Laufzeit über 99 Jahre

Nach der Vorstellung des Realverbandes soll die Laufzeit des Ruheforstes ab der Widmung 99 Jahre betragen, dementsprechend lang ist die Laufzeit der Urnengräber. Angedacht ist zudem eine Gedenkstätte für Trauerfeiern im Wald, zudem sollen Trauernde die Möglichkeit haben, gegen ein Entgelt die Kapelle am Friedhof mitzunutzen. Grabschmuck und spezielle Bepflanzung soll es im Ruheforst nicht geben, der Bestattungsplatz soll nach der Beisetzung in seinen ursprünglichen Zustand zurückversetzt werden, und auch die Urnen müssen ausschließlich aus biologisch abbaubarem Material sein.
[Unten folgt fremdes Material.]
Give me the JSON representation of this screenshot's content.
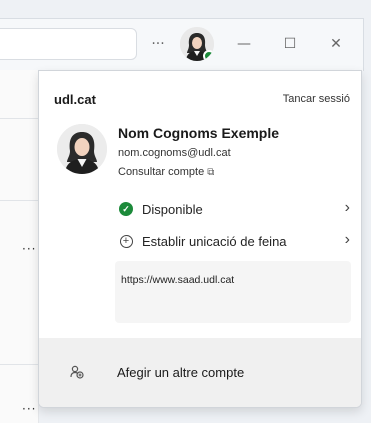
{
  "titlebar": {
    "more_label": "···",
    "minimize_label": "—",
    "maximize_label": "☐",
    "close_label": "✕"
  },
  "background": {
    "more_label": "···"
  },
  "account": {
    "org": "udl.cat",
    "signout_label": "Tancar sessió",
    "name": "Nom Cognoms Exemple",
    "email": "nom.cognoms@udl.cat",
    "view_account_label": "Consultar compte",
    "external_icon": "external-link-icon",
    "status_label": "Disponible",
    "status_color": "#1c8a3a",
    "location_label": "Establir unicació de feina",
    "status_message": "https://www.saad.udl.cat"
  },
  "footer": {
    "add_account_label": "Afegir un altre compte"
  },
  "colors": {
    "popup_bg": "#ffffff",
    "footer_bg": "#f0f0f0",
    "note_bg": "#f5f5f5"
  }
}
Der Blick der Samtgemeinde wandert daher immer wieder zu den benachbarten Ruheforsten bei Lauenbrück und Kirchlinteln. Dementsprechend waren die Mitglieder des Ausschusses einmütig dafür, sich zumindest eine der beiden Anlagen im Rahmen einer Bereisung anzuschauen. „Die Zeit dafür ist ja da“, so Hans-Jürgen Brandt (SPD). „Wir können da gerne einen Termin für eine Führung vereinbaren“, bot Sandra Intemann vom Realverband an. Ebenso einstimmig votierten die Ausschussmitglieder, sich – vorbehaltlich des Ergebnisses der Bereisung – für die Errichtung eines Ruheforstes auszusprechen, zudem soll die Verwaltung beauftragt werden, die notwendige Änderung im Flächennutzungsplan, die Friedhofssatzung sowie die Beauftragung des Realverbandes mit dem Betrieb des Ruheforstes vorzubereiten.

Anfang Juli beschäftigt sich dann der Samtgemeinderat mit diesem Projekt. Auch die Gemeinde Hellwege wird sich noch mit dem Vorhaben auseinandersetzen müssen, wenn es um die Vereinbarung zwischen ihr und dem Realverband geht, was die Nutzung der Parkflächen und der Kapelle betrifft.